If we were to consider education as a means of identifying capabilities and providing the basic toolkit to use those capabilities to their fullest, how might that change our current approach which focuses on teaching specific things?

Most urgently - given Covid-19 and the social changes that it is forcing on us - schools in the US (all the way through higher education) still operates off the “spray and pray” method (teach all the kids the same way and hope that most of them get it). The assumption is that we don’t have the luxury to teach each child at their own pace. That the quality of education you receive is largely a function of income, geography and luck (in the end, if you have a shitty teacher, it doesn’t matter how good the school is.)

But now we are sitting at home and watching as schools struggle to adapt to a world in which they should be able to provide better support to students. We should be able to see real-time which students are getting the concepts and which aren’t. We should be able to create break-out rooms for kids to work at different paces. We should be able to combine students with different skills from different locales so that the curriculum is oriented to the way they learn. We should be able to match students with tutors anywhere in the world, so that they can ask their own questions. 

This is not to say that all schooling should be virtual. In addition to the benefits of socialization from being forced to interact with a diverse set of personalities, our economic system is based on the idea of the babysitting that schools provide from age 6-18 and the halfway house to adulthood that is universities. I’m saying that if we view the three things in isolation, there are different ways to structure schooling to achieve them using the tools we now have at our disposal. And to achieve them in ways that truly benefits each student. 

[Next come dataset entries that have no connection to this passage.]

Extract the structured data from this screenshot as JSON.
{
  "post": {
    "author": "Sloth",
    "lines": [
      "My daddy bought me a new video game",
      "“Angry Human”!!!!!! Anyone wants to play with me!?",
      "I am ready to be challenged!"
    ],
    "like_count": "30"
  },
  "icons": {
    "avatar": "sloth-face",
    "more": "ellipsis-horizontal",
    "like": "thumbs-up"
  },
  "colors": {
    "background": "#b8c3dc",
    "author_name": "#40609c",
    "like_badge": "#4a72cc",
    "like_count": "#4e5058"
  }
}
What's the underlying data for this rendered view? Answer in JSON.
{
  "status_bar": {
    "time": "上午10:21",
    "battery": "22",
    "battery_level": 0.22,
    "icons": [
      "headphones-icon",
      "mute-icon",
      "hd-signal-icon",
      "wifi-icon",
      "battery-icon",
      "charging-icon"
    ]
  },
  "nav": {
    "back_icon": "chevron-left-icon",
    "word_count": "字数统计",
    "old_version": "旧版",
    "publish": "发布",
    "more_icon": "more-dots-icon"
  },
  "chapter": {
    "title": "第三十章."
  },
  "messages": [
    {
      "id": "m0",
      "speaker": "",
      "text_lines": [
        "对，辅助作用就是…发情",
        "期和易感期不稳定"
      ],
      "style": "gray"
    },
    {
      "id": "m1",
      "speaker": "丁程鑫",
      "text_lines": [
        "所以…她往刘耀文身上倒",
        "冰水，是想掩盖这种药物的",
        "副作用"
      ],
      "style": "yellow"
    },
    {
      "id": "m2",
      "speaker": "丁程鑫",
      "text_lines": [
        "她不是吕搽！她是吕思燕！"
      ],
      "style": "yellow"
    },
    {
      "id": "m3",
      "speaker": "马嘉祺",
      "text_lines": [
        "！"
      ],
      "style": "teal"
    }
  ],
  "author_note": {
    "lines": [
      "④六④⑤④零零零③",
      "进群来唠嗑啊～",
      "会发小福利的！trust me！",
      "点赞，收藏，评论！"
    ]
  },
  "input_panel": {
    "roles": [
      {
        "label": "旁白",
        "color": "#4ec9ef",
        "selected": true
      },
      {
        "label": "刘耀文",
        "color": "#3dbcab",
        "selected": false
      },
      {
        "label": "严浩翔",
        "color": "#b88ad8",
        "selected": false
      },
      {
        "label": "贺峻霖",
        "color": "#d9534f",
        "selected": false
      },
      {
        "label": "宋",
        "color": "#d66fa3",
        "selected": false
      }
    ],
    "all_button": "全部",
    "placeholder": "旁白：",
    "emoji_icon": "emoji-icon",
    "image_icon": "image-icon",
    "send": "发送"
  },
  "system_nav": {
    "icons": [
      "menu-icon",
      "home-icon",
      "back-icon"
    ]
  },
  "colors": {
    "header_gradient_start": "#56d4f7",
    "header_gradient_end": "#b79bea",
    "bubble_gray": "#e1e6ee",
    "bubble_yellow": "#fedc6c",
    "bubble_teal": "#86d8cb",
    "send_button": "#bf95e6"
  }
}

As Marc Adressen noted in his recent essay “It’s time to build”,

We know one-to-one tutoring can reliably increase education outcomes by two standard deviations (the Bloom two-sigma effect); we have the internet; why haven’t we built systems to match every young learner with an older tutor to dramatically improve student success?

But instead we are fumbling to just hold water and hoping that this passes so that we can go back. This time, though, there may be no going back. Universities will be struggling with their costs in a world in which global household incomes have taken a huge hit. As businesses change the way the working environment is structured - from creating more physical space to an acceleration on automation to a larger portion of the workday being done virtually - new skills will be called for. 

Conclusion

I think we are seeing, and are going to see more, that the adaptation that we are being forced into now, are going to shake us up from the way things have always been done. The regulatory environment, which largely is 20 years behind the technology, will need to take a quantum leap forward so that it can enable us to build the future, and people have to be focused on the future, not just the uncertain present.

Things feel dire right now, and many people are focused on surviving. But it is also the time of opportunity. The time to create new products, new services, new business models for the new normal that is to come.

What changes do you think are going to be a permanent outcome of this time?